Cemaat'in Kayıp Gül'ü ve ÖSYM


Yıllar evveldi, tüm inancımızla bir dava için çalışıyorduk. “ben” değil “biz” diyorduk, bunu tüm kalbimiz ve inancımızla söylüyorduk. Tüm varlığımız “bizimdi”. Biz, inananlardık ve bir cemaat idik. Ama cemaatin bize ihtiyacı yoktu, bizim cemaate ihtiyacımız vardı. Ve bireysel yanlışlıkları cemaate mal etmemeliydik. Bu düsturlara bağlıydık.
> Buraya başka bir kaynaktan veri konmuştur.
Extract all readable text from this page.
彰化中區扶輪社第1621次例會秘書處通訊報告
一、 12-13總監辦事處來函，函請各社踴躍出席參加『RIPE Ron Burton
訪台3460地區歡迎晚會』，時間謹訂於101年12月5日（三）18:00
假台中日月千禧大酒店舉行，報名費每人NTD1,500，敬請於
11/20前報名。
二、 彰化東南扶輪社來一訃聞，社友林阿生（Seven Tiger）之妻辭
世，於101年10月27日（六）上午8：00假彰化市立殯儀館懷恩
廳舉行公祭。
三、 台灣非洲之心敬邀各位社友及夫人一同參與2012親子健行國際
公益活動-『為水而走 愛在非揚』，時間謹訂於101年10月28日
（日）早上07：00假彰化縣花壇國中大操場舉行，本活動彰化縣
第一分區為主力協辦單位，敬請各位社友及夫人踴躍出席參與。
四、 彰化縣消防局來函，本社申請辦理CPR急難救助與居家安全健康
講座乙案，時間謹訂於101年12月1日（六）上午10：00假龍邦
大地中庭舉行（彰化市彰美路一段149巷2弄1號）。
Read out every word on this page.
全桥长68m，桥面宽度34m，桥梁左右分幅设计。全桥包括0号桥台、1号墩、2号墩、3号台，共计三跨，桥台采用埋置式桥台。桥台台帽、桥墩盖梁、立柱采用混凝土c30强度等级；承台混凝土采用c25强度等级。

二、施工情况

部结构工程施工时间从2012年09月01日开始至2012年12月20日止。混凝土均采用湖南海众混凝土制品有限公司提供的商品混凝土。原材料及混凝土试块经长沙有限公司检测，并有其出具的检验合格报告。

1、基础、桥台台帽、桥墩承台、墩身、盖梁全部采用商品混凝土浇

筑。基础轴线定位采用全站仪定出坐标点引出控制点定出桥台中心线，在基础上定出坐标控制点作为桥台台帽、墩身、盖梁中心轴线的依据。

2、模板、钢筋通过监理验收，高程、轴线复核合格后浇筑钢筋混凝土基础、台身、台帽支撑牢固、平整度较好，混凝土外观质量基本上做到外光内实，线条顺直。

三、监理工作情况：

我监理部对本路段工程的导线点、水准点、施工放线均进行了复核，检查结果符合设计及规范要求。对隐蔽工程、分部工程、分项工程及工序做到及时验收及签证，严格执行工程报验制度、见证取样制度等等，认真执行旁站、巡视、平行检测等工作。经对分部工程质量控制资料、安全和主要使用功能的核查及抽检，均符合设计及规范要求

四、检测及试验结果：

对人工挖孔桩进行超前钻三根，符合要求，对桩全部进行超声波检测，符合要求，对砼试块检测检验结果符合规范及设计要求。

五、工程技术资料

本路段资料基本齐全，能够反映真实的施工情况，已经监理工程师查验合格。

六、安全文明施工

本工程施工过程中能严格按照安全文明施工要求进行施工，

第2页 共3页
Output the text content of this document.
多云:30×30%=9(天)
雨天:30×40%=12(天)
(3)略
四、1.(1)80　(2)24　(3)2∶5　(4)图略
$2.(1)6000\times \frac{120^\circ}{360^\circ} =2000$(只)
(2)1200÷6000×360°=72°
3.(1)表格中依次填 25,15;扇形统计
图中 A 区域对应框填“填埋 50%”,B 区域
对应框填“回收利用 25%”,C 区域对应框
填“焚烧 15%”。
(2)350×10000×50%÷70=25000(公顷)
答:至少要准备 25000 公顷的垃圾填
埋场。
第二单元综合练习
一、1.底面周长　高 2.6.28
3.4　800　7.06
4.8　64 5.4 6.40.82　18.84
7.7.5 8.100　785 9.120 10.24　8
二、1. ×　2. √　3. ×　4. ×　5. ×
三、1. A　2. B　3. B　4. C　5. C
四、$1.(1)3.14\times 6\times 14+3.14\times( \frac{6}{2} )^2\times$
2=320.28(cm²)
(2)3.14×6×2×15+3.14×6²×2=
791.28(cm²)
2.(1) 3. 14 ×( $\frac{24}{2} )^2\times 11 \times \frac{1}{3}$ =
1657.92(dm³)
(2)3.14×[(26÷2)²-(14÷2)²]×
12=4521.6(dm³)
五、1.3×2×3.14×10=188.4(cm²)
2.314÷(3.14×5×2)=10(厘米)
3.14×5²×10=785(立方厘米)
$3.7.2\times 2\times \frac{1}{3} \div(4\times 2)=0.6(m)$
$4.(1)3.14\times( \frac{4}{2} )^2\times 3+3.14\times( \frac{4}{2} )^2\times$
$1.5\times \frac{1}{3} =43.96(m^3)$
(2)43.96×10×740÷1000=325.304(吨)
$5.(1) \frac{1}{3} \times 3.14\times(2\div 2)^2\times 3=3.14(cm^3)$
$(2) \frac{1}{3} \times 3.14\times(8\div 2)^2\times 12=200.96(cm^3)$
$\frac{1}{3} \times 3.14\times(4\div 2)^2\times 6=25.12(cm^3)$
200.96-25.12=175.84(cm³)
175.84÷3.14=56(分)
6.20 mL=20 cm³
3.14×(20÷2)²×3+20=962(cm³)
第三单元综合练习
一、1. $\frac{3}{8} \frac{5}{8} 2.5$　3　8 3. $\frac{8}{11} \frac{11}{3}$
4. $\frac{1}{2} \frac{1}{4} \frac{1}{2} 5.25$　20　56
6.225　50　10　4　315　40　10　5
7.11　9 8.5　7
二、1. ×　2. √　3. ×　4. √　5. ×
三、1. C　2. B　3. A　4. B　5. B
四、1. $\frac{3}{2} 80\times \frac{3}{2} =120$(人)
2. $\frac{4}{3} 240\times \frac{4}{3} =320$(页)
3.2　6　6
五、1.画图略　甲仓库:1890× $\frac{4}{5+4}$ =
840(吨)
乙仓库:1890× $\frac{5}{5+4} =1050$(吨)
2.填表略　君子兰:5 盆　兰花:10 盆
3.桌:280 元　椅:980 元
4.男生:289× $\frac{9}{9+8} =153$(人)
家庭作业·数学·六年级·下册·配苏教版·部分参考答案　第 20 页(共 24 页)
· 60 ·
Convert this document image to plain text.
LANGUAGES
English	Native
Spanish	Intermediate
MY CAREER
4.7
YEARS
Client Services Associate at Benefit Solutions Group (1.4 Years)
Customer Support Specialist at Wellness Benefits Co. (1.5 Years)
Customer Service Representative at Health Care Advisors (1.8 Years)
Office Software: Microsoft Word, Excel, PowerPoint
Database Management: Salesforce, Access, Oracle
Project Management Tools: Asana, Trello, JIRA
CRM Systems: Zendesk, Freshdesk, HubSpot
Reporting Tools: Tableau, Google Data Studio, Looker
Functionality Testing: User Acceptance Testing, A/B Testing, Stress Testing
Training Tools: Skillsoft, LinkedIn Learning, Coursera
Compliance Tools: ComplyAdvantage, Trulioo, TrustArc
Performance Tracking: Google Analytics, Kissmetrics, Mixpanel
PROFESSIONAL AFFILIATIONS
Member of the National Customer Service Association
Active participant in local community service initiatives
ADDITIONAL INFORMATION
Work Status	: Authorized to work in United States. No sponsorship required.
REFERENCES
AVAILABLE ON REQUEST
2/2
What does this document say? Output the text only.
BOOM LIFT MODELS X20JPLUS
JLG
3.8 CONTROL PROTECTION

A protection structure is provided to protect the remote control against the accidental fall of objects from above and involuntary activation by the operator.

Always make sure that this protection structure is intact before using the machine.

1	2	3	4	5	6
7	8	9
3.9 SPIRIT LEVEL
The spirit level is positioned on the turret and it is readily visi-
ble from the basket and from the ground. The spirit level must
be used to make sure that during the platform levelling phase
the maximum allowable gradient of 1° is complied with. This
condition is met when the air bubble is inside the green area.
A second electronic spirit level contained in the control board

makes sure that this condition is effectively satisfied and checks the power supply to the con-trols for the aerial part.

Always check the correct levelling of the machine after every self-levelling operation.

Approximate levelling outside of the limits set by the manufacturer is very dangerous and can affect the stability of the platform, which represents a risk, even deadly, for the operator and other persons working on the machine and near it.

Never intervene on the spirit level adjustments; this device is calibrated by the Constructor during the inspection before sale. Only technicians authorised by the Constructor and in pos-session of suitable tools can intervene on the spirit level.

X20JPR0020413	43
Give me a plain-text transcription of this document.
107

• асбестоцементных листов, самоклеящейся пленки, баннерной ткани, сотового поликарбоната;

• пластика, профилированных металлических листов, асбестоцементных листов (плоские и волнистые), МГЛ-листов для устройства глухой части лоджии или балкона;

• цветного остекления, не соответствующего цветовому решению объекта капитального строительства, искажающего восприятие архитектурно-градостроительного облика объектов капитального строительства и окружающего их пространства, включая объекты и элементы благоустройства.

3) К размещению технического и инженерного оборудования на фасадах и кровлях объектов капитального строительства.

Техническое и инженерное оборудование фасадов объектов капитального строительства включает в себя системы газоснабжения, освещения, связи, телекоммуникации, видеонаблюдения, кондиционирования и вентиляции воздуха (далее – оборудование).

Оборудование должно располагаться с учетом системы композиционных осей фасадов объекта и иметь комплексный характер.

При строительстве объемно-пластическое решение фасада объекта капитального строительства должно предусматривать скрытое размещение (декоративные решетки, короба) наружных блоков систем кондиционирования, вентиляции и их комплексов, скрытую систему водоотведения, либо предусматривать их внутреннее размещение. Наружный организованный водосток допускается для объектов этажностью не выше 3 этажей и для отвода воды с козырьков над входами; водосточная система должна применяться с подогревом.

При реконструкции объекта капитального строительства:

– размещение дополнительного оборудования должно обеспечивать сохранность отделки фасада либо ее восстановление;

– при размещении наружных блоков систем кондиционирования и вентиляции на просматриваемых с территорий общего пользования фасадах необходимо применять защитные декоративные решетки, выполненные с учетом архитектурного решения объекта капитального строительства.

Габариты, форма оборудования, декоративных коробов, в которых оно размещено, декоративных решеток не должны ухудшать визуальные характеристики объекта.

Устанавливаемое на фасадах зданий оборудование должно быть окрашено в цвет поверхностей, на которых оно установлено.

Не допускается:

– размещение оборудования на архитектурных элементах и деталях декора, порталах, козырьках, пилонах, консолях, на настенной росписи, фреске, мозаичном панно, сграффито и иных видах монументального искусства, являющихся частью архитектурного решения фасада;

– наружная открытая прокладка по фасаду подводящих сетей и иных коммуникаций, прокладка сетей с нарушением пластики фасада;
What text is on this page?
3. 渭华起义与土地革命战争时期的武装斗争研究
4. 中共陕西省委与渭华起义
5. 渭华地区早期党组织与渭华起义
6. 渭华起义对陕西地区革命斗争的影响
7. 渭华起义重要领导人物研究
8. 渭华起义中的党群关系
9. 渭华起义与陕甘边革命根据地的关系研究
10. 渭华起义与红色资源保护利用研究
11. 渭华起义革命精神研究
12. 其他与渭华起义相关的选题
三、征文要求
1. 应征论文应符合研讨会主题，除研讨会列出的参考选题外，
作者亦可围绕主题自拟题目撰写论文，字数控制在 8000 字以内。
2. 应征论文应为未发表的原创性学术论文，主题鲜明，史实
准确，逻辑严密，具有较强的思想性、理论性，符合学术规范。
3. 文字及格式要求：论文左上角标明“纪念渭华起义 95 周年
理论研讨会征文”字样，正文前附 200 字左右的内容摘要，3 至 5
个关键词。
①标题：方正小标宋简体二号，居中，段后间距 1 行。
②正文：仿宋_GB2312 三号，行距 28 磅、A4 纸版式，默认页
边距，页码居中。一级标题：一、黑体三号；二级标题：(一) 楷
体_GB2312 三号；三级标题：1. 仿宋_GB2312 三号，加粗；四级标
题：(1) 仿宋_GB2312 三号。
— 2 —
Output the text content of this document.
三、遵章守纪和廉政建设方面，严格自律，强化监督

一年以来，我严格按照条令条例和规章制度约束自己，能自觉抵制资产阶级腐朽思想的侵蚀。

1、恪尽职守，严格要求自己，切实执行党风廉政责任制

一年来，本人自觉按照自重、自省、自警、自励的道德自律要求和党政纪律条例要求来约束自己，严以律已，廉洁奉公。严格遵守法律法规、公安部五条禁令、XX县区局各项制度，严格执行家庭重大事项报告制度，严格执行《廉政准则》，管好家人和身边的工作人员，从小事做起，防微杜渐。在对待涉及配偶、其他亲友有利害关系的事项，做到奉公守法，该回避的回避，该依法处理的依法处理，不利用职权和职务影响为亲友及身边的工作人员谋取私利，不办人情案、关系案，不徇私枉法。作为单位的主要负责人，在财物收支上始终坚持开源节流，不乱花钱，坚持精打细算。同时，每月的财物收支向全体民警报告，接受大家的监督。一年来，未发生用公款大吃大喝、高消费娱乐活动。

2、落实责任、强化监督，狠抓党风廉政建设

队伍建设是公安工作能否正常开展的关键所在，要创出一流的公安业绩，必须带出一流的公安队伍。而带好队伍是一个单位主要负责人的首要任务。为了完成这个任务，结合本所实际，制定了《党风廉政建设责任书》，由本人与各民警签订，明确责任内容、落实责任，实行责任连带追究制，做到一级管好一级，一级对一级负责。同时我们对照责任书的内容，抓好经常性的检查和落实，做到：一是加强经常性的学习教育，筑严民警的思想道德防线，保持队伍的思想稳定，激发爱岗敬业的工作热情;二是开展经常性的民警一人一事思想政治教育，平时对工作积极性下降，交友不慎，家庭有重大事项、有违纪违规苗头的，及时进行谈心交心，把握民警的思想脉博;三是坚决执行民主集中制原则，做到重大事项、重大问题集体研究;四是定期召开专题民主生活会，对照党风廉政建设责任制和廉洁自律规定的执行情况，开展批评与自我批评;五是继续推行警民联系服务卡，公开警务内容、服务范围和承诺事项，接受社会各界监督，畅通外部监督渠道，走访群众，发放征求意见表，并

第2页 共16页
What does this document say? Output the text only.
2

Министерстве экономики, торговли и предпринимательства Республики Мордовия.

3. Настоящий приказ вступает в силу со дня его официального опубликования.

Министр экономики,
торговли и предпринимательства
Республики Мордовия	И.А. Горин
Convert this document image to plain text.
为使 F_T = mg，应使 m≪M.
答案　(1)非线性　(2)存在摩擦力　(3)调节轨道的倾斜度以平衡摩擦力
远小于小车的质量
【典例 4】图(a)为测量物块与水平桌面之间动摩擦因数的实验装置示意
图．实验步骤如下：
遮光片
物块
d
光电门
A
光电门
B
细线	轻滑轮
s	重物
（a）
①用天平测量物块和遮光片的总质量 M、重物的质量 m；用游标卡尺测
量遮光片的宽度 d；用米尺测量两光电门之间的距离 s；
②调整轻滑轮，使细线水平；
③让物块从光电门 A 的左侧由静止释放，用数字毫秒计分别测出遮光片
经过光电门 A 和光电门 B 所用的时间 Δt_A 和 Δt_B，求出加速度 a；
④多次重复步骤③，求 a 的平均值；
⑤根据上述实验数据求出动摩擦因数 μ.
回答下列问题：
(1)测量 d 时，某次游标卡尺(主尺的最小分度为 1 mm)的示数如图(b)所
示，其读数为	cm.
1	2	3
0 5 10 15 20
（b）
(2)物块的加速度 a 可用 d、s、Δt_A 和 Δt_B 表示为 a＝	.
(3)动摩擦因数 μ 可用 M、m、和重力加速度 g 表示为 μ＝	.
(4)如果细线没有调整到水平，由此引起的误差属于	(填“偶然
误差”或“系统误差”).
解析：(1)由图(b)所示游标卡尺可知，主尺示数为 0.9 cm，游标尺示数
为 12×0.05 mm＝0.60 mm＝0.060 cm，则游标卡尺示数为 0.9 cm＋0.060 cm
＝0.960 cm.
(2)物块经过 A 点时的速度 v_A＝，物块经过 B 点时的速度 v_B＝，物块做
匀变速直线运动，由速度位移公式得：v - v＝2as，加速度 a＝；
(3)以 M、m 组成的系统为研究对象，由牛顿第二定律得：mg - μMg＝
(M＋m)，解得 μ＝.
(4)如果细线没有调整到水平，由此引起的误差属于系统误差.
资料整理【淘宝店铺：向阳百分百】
Kendisine tabii olmayanlara özenle, şefkatle ve yardımsever davranan cemaat, birgün bana sırt çevirdi. Orada “biz”den sıyrılıp “ben” oldum. Bu "ben", Tanrıdan başka kimseye ihtiyaç duymayacaktı. Bunu o gün öğrendi ve yollarını ayırdı cemaatle. Bu ayrılık varlığıyla aramdaki duygusal bağı koparmadı. Çekilen eziyetleri, çileleri, yaşanılan haksızlıkları biliyordum ve bu memleketin izbe ideolojisine karşı uygulanan politik duruşu o günlerde takdir ediyordum.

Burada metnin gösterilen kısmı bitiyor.